Writing Monday in The Federalist, Nephi Cole—director of government relations and state affairs for the National Shooting Sports Foundation—exposed an untidy fact for gun control zealots, especially those running for the Democratic presidential nomination: Without hunters and shooters, the nation’s wildlife conservation programs could collapse.
“Almost $1 billion each year goes to state wildlife and natural resource agencies courtesy of checks written by firearms, ammunition, and related manufacturers,” Cole wrote. “It is the result of an 11 percent excise tax on firearms, ammunition, and related goods known as Pittman-Robertson, or the Federal Aid in Wildlife Restoration Act of 1937.”
According to a history of the P-R fund produced by the Congressional Research Service, “Since its creation, Pittman-Robertson has provided over $18.8 billion (in 2018 dollars; $12.2 billion in nominal dollars) to states and territories.”
As Cole observed, “The fact is, law abiding gun owners and their so-called ‘assault weapons’ contribute more money annually to conservation than the Sierra Club, Humane Society, Natural Resources Defense Council, Environmental Defense Fund, and the National Audubon Society combined. It’s not even close.”
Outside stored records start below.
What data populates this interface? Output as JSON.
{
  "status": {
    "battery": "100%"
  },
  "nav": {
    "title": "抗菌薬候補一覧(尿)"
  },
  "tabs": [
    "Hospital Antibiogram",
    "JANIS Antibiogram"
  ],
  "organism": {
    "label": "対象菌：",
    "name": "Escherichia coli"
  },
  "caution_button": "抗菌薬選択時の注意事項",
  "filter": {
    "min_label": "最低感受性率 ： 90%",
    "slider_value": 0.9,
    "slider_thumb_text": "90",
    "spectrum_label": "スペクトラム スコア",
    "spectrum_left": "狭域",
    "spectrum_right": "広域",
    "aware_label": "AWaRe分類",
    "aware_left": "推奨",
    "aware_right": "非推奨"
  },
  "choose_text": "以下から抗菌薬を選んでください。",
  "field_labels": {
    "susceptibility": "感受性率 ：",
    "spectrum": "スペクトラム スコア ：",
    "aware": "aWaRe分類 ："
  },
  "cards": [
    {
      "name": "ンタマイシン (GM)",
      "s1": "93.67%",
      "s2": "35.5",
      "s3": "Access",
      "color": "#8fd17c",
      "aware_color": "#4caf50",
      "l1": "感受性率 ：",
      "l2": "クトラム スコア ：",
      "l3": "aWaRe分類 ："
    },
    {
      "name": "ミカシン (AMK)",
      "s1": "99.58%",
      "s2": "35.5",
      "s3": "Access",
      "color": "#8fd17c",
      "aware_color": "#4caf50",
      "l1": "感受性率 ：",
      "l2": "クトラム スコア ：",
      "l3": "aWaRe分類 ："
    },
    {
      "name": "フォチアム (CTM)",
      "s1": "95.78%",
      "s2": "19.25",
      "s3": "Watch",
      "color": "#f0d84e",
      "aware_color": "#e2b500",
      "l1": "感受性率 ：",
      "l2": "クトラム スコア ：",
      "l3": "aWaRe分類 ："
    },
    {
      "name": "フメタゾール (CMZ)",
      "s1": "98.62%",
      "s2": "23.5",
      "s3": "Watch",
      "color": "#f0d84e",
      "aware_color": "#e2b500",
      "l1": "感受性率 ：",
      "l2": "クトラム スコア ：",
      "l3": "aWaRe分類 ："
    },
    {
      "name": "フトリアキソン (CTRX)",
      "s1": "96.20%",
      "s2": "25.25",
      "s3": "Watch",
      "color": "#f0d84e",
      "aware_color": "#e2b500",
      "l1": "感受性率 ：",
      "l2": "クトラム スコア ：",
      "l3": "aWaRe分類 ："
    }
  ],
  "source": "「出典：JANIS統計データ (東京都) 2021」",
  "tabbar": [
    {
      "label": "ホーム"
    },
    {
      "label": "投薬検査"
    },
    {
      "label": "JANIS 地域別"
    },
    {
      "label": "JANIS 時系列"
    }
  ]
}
State fish and wildlife agencies receive annual apportionments from this dedicated revenue source, announced each year by the U.S. Fish & Wildlife Service. For Fiscal Year 2019, the payout was $537,264,963, according to an FWS news release earlier this year. That’s from $673,586,164 that was apportioned.
According to FWS, “a total of $41,800,841 has been temporarily sequestered from the Wildlife Restoration Fund and will be available for apportionment next year.”
More than $11.4 million was withheld for FWS administrative support, and an investment of Wildlife Restoration Funds yielded more than $16.2 million in accrued interest, and that money was transferred to the North American Wetlands Conservation account.
Just how anti-gun-rights politicians and the gun prohibition lobby might squirm around this inconvenient truth hasn’t been revealed, if any of them even know. Rarely do any gun control proponents ever mention P-R funding, either out of ignorance or because they simply do not care to acknowledge the huge contribution to wildlife and habitat that America’s gun owners have been making for more than 80 years.
Despite the fact that hunter numbers are down, P-R funding remains healthy. More people, including more women and minorities, are participating in the shooting sports. They are becoming gun owners, as was clearly pointed out during two important panel discussions at last month’s Gun Rights Policy Conference in Phoenix, Ariz. The conference is sponsored annually by the Second Amendment Foundation and Citizens Committee for the Right to Keep and Bear Arms.
Making matters tougher for anti-gunners, including those advocating “compensated confiscation” of privately-owned firearms such as modern semi-auto sporting rifles, it is the non-hunter group that provides most of the revenue going into the P-R fund.
Half of all firearms purchases, wrote Cole, are handguns. While there are a fair number of handgun hunters, target shooters and recreational shooters, odds are good that most handguns are purchased for personal protection, another uncomfortable fact anti-gunners endeavor to avoid.
Hunters, whether anti-gunners and those in the anti-hunting movement care to acknowledge it, are primarily responsible for the recovery of wildlife populations. We’re talking about deer, elk, wild sheep, wild turkeys, waterfowl and upland birds. Organizations that annually raise lots of money on their own to use as matching funds or grants for wildlife projects include the Rocky Mountain Elk Foundation, Ducks Unlimited, National Wild Turkey Federation, the Ruffed Grouse Society, Quail Unlimited, Mule Deer Foundation, the Wild Sheep Foundation, Pheasants Forever and other groups have raised millions of dollars.
And here may be the hardest pill for anti-hunters to swallow: All of that habitat being preserved and enhanced is home to non-game species that equally benefit, even though they are never hunted by anybody. It could reasonably be argued that hunters are the original environmentalists.
On the other hand, when municipal anti-gunners such as elected officials in Seattle or Tacoma, Washington – where they either are or want to tax the sale of firearms and ammunition, not a penny of those revenues are earmarked for wildlife-related projects. Those taxes are assessed to penalize law-abiding gun owners for crimes they didn’t commit, critics argue.
Tuesday evening in Tacoma, in fact, the city council will hold a final hearing on the proposed gun and ammunition tax. There has been heavy opposition to this proposal, and local activists are organizing for more to impress the city council that, in their opinion, the gun tax is a very bad idea.
Proponents of extremist gun control policies use camo-speak terms such as “gun reform” or “gun responsibility” to justify their anti-rights positions. But now, instead of just being called anti-gunners, these people may also find themselves branded as anti-wildlife advocates.